Endoscopy | Year: 2011
Background and study aims: Laterally spreading tumors (LST) are classified into two subtypes, with the nongranular type harboring a higher risk of (pre)malignant changes than the granular type. Further subdifferentiation into two subgroups each has been suggested, but the clinical significance of such a subdifferentiation has not previously been studied in detail in larger numbers. Patients and methods: Out of 6499 patients diagnosed with colorectal adenomas between January 2006 and November 2008, 153 patients (2.35 %) had 158 LSTs, 96 with a granular and 62 with a nongranular pattern. The former group was subdivided into homogeneous and nodular mixed, the latter group into flat elevated and pseudodepressed. Clinical and histopathological parameters were compared among the four subtypes. Results: Parameters were variably distributed between the four groups, with nodular mixed tumors being larger than the other three types (P < 0.0001). As in other studies, malignant transformation and premalignant lesion (HGIN/CIS) were more frequent in nodular mixed than in homogeneous tumors (45.0 % vs. 5.6 %, P < 0.001), and also more common in pseudodepressed than in flat elevated tumors (41.7 % vs. 13.2 %, P = 0.011). Submucosal invasive cancer was present in 8.3 % of nodular mixed tumors, 7.9 % of flat elevated, and 12.5 % of pseudodepressed, while it was absent in homogeneous tumors.

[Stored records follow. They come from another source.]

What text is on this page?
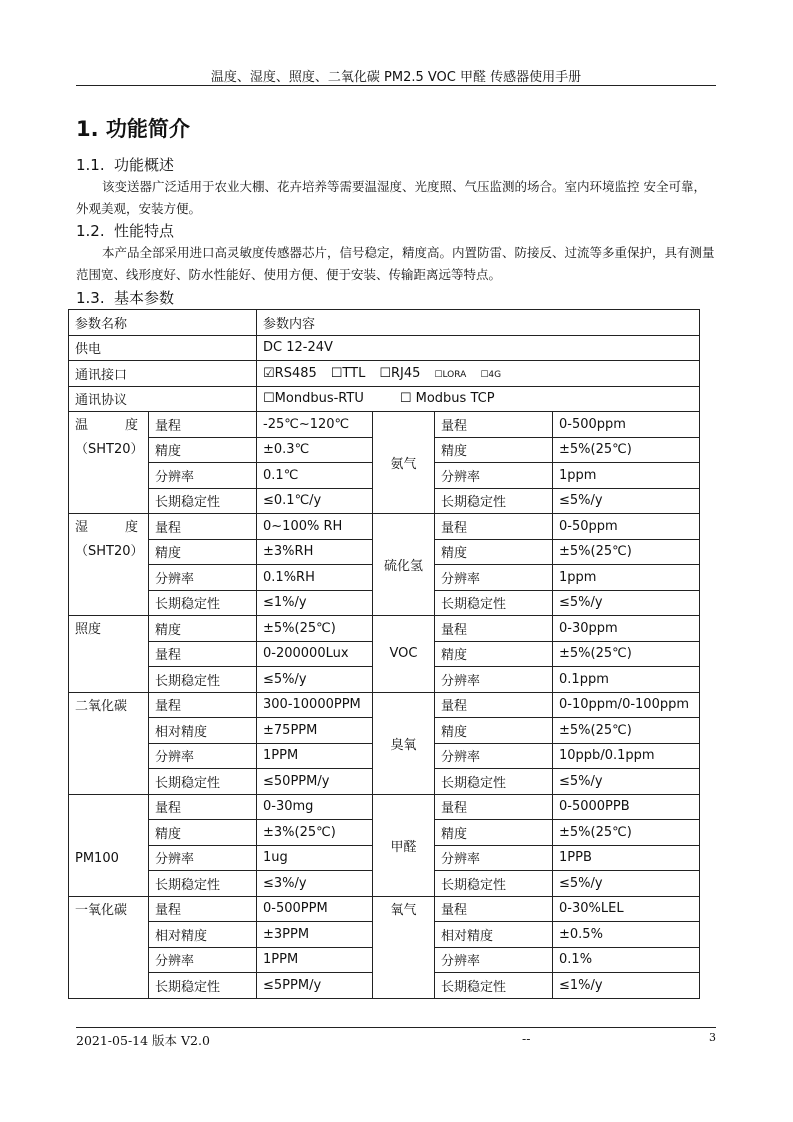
温度、湿度、照度、二氧化碳 PM2.5 VOC 甲醛 传感器使用手册
1. 功能简介
1.1. 功能概述
该变送器广泛适用于农业大棚、花卉培养等需要温湿度、光度照、气压监测的场合。室内环境监控 安全可靠，外观美观，安装方便。
1.2. 性能特点
本产品全部采用进口高灵敏度传感器芯片，信号稳定，精度高。内置防雷、防接反、过流等多重保护，具有测量范围宽、线形度好、防水性能好、使用方便、便于安装、传输距离远等特点。
1.3. 基本参数
参数名称		参数内容			
供电		DC 12-24V			
通讯接口		☑RS485 ☐TTL ☐RJ45 ☐LORA ☐4G			
通讯协议		☐Mondbus-RTU ☐ Modbus TCP			

温 度
（SHT20）	量程	-25℃~120℃	氨气	量程	0-500ppm
	精度	±0.3℃		精度	±5%(25℃)
	分辨率	0.1℃		分辨率	1ppm
	长期稳定性	≤0.1℃/y		长期稳定性	≤5%/y

湿 度
（SHT20）	量程	0~100% RH	硫化氢	量程	0-50ppm
	精度	±3%RH		精度	±5%(25℃)
	分辨率	0.1%RH		分辨率	1ppm
	长期稳定性	≤1%/y		长期稳定性	≤5%/y
照度	精度	±5%(25℃)	VOC	量程	0-30ppm
	量程	0-200000Lux		精度	±5%(25℃)
	长期稳定性	≤5%/y		分辨率	0.1ppm
二氧化碳	量程	300-10000PPM	臭氧	量程	0-10ppm/0-100ppm
	相对精度	±75PPM		精度	±5%(25℃)
	分辨率	1PPM		分辨率	10ppb/0.1ppm
	长期稳定性	≤50PPM/y		长期稳定性	≤5%/y
PM100	量程	0-30mg	甲醛	量程	0-5000PPB
	精度	±3%(25℃)		精度	±5%(25℃)
	分辨率	1ug		分辨率	1PPB
	长期稳定性	≤3%/y		长期稳定性	≤5%/y
一氧化碳	量程	0-500PPM	氧气	量程	0-30%LEL
	相对精度	±3PPM		相对精度	±0.5%
	分辨率	1PPM		分辨率	0.1%
	长期稳定性	≤5PPM/y		长期稳定性	≤1%/y
2021-05-14 版本 V2.0	--	3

Serrated adenoma was identified in 10.8 % of all LSTs, and sessile serrated adenoma tended to be more common in flat elevated tumors. Conclusions: Further subdifferentiation of the LST lesions to identify lesions at risk of malignant transformation makes most sense in the granular type. Among nongranular LSTs, both subtypes carry a significant risk. © Georg Thieme Verlag KG Stuttgart - New York.